# Job Probability after a Canadian Degree



## cyankahn (Jul 7, 2010)

Hi netizens , Siyanat here from India . I am a mobile applications developer with 2 years work ex.
I am planning to apply for Master in Software Systems from UBC (fall 2011). i read on the net that it can be difficult to get a job in Canada without "Canadian Experience". I just want to know if i stand a decent chance of getting professional employment after a Canadian degree. Any body has any statistics/experience in this regard. 
Thanks


----------



## scharlack (Nov 21, 2008)

cyankahn said:


> Hi netizens , Siyanat here from India . I am a mobile applications developer with 2 years work ex.
> I am planning to apply for Master in Software Systems from UBC (fall 2011). i read on the net that it can be difficult to get a job in Canada without "Canadian Experience". I just want to know if i stand a decent chance of getting professional employment after a Canadian degree.

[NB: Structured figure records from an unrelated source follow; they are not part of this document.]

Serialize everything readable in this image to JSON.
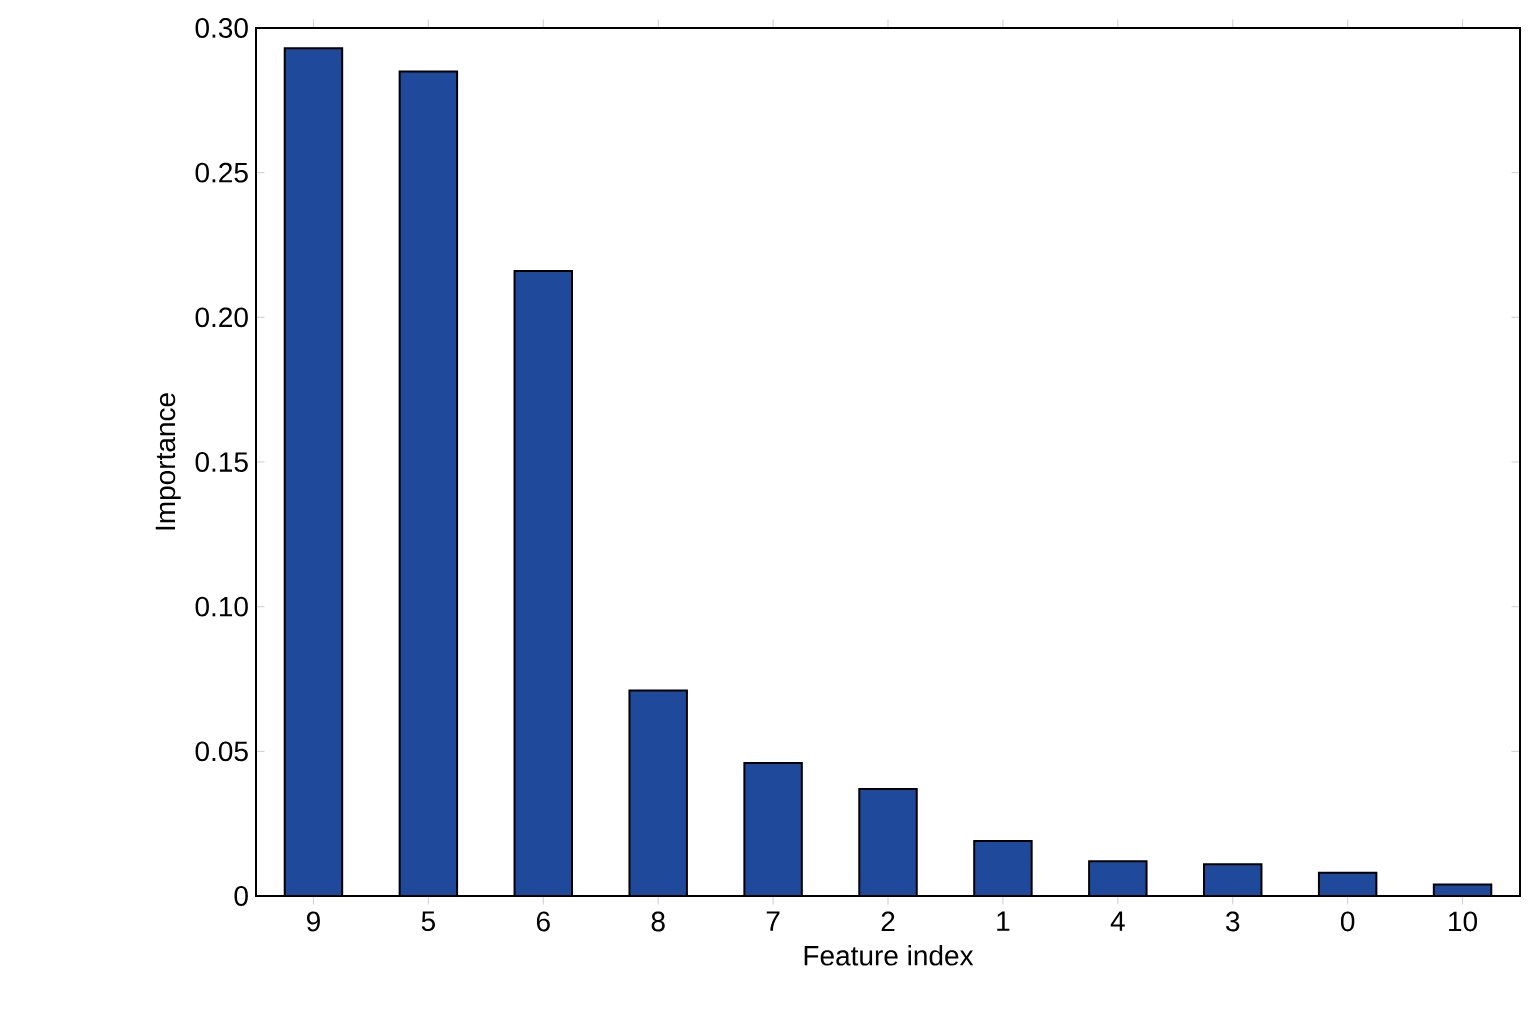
{
  "chart_data": {
    "type": "bar",
    "xlabel": "Feature index",
    "ylabel": "Importance",
    "categories": [
      "9",
      "5",
      "6",
      "8",
      "7",
      "2",
      "1",
      "4",
      "3",
      "0",
      "10"
    ],
    "values": [
      0.293,
      0.285,
      0.216,
      0.071,
      0.046,
      0.037,
      0.019,
      0.012,
      0.011,
      0.008,
      0.004
    ],
    "color": "#1f4a9c",
    "ylim": [
      0,
      0.3
    ],
    "yticks": [
      {
        "value": 0,
        "label": "0"
      },
      {
        "value": 0.05,
        "label": "0.05"
      },
      {
        "value": 0.1,
        "label": "0.10"
      },
      {
        "value": 0.15,
        "label": "0.15"
      },
      {
        "value": 0.2,
        "label": "0.20"
      },
      {
        "value": 0.25,
        "label": "0.25"
      },
      {
        "value": 0.3,
        "label": "0.30"
      }
    ],
    "grid": false
  }
}
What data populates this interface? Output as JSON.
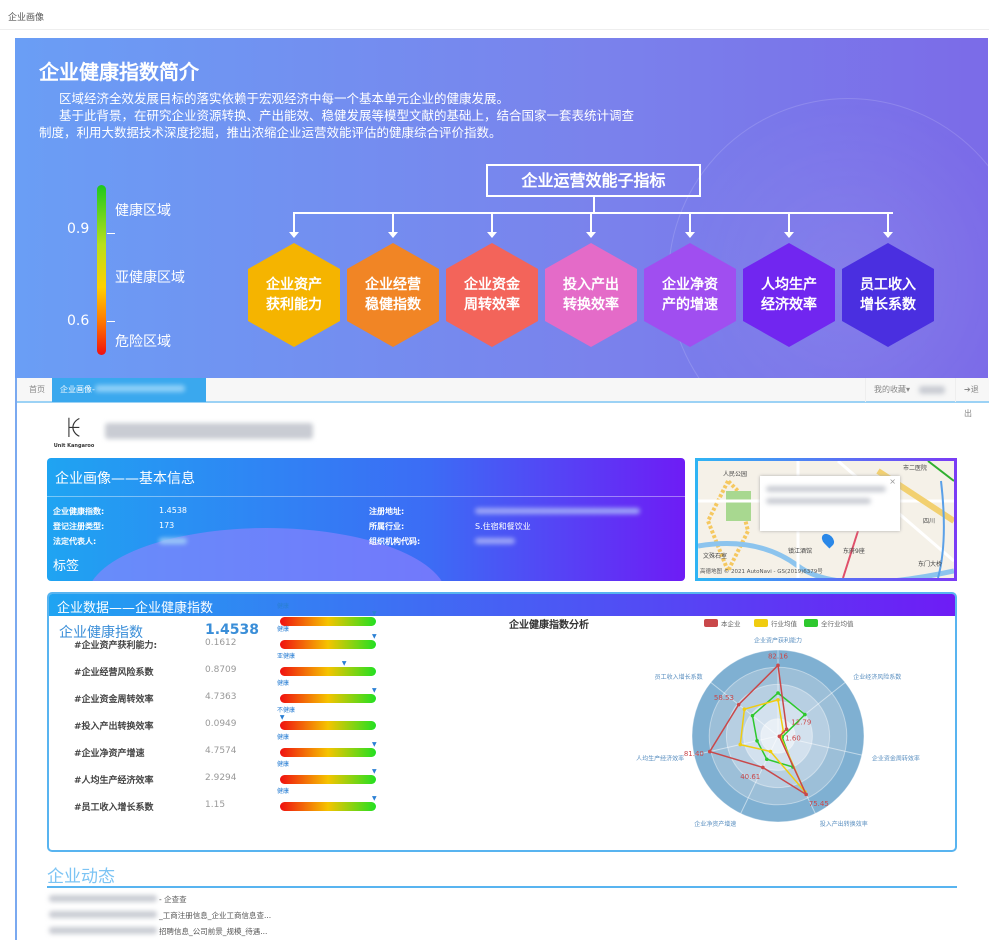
{
  "topbar": {
    "title": "企业画像"
  },
  "banner": {
    "title": "企业健康指数简介",
    "p1": "区域经济全效发展目标的落实依赖于宏观经济中每一个基本单元企业的健康发展。",
    "p2": "基于此背景，在研究企业资源转换、产出能效、稳健发展等模型文献的基础上，结合国家一套表统计调查",
    "p3": "制度，利用大数据技术深度挖掘，推出浓缩企业运营效能评估的健康综合评价指数。",
    "legend": {
      "t09": "0.9",
      "t06": "0.6",
      "healthy": "健康区域",
      "sub": "亚健康区域",
      "danger": "危险区域"
    },
    "sub_title": "企业运营效能子指标",
    "hexes": [
      {
        "l1": "企业资产",
        "l2": "获利能力",
        "color": "#f5b400"
      },
      {
        "l1": "企业经营",
        "l2": "稳健指数",
        "color": "#f18525"
      },
      {
        "l1": "企业资金",
        "l2": "周转效率",
        "color": "#f3645a"
      },
      {
        "l1": "投入产出",
        "l2": "转换效率",
        "color": "#e46bc8"
      },
      {
        "l1": "企业净资",
        "l2": "产的增速",
        "color": "#a04ef0"
      },
      {
        "l1": "人均生产",
        "l2": "经济效率",
        "color": "#7126f0"
      },
      {
        "l1": "员工收入",
        "l2": "增长系数",
        "color": "#4a2fe0"
      }
    ]
  },
  "app": {
    "tabs": {
      "home": "首页",
      "current": "企业画像-"
    },
    "right": {
      "fav": "我的收藏▾",
      "logout": "退出"
    },
    "logo": {
      "brand": "Unit Kangaroo"
    },
    "info": {
      "title": "企业画像——基本信息",
      "rows": [
        {
          "label": "企业健康指数:",
          "value": "1.4538",
          "label2": "注册地址:",
          "value2": ""
        },
        {
          "label": "登记注册类型:",
          "value": "173",
          "label2": "所属行业:",
          "value2": "S.住宿和餐饮业"
        },
        {
          "label": "法定代表人:",
          "value": "",
          "label2": "组织机构代码:",
          "value2": ""
        }
      ],
      "tags": "标签"
    },
    "map": {
      "labels": [
        "人民公园",
        "市二医院",
        "四川",
        "镇江酒馆",
        "东府9座",
        "文殊石室",
        "东门大桥"
      ],
      "credit": "高德地图 © 2021 AutoNavi - GS(2019)6379号"
    },
    "health": {
      "title": "企业数据——企业健康指数",
      "main": {
        "label": "企业健康指数",
        "value": "1.4538",
        "status": "健康",
        "level": 1.0
      },
      "items": [
        {
          "label": "#企业资产获利能力:",
          "value": "0.1612",
          "status": "健康",
          "level": 1.0
        },
        {
          "label": "#企业经营风险系数",
          "value": "0.8709",
          "status": "亚健康",
          "level": 0.68
        },
        {
          "label": "#企业资金周转效率",
          "value": "4.7363",
          "status": "健康",
          "level": 1.0
        },
        {
          "label": "#投入产出转换效率",
          "value": "0.0949",
          "status": "不健康",
          "level": 0.02
        },
        {
          "label": "#企业净资产增速",
          "value": "4.7574",
          "status": "健康",
          "level": 1.0
        },
        {
          "label": "#人均生产经济效率",
          "value": "2.9294",
          "status": "健康",
          "level": 1.0
        },
        {
          "label": "#员工收入增长系数",
          "value": "1.15",
          "status": "健康",
          "level": 1.0
        }
      ]
    },
    "news": {
      "title": "企业动态",
      "items": [
        "- 企查查",
        "_工商注册信息_企业工商信息查...",
        "招聘信息_公司前景_规模_待遇..."
      ]
    }
  },
  "chart_data": {
    "type": "radar",
    "title": "企业健康指数分析",
    "indicators": [
      "企业资产获利能力",
      "企业经济风险系数",
      "企业资金周转效率",
      "投入产出转换效率",
      "企业净资产增速",
      "人均生产经济效率",
      "员工收入增长系数"
    ],
    "max": 100,
    "legend_position": "top",
    "series": [
      {
        "name": "本企业",
        "color": "#c9484a",
        "values": [
          82.16,
          12.79,
          1.6,
          75.45,
          40.61,
          81.4,
          58.53
        ]
      },
      {
        "name": "行业均值",
        "color": "#f0cc10",
        "values": [
          42,
          8,
          3,
          72,
          20,
          45,
          50
        ]
      },
      {
        "name": "全行业均值",
        "color": "#2ec82e",
        "values": [
          50,
          40,
          5,
          40,
          30,
          25,
          38
        ]
      }
    ]
  }
}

Any body has any statistics/experience in this regard.
> Thanks


Hi,

Can't give you a realistic insight as to whether you can land a job after you graduate. 

However, your Canadian experience as a student may help you to build a strong professional network as well as give you points to seek permanent residency in the future.

I suggest you publish your resume on the internet once you are here. Also, make sure you interact with people who are in the same industry (e.g.: computer society, etc).

Last but not least, you can do volunteer work while you're here. That's a great way to meet people and expand your network.

Much good luck!

PS* Do not forget to sharpen up your language skills as much as you possibly can as you'll compete with locals who are educated locally and are fluent in at least one official language. I'm still working on my English... still haven't touched my French book


----------



## cyankahn (Jul 7, 2010)

Thanks scharlack for your insight. Yes , i guess networking will be the make or break thing there.
Can you tell me more about the volunteer work program?. Is it like unpaid internship ?


----------



## scharlack (Nov 21, 2008)

cyankahn said:


> Thanks scharlack for your insight. Yes , i guess networking will be the make or break thing there.
> Can you tell me more about the volunteer work program?. Is it like unpaid internship ?


Volunteer work is usually unpaid.

You need to google volunteer programs in Canada or perhaps ask somebody who works for your university of choice.

Cheers


----------



## Rahulma (Jun 23, 2010)

Hi,

A masters degree in a good Canadian University will open doors to you. Also, there is a path for immigration (Permanent Residency) in Canada if you get some of your studies done in Canada.

I think you are doing the right thing.

Good luck


----------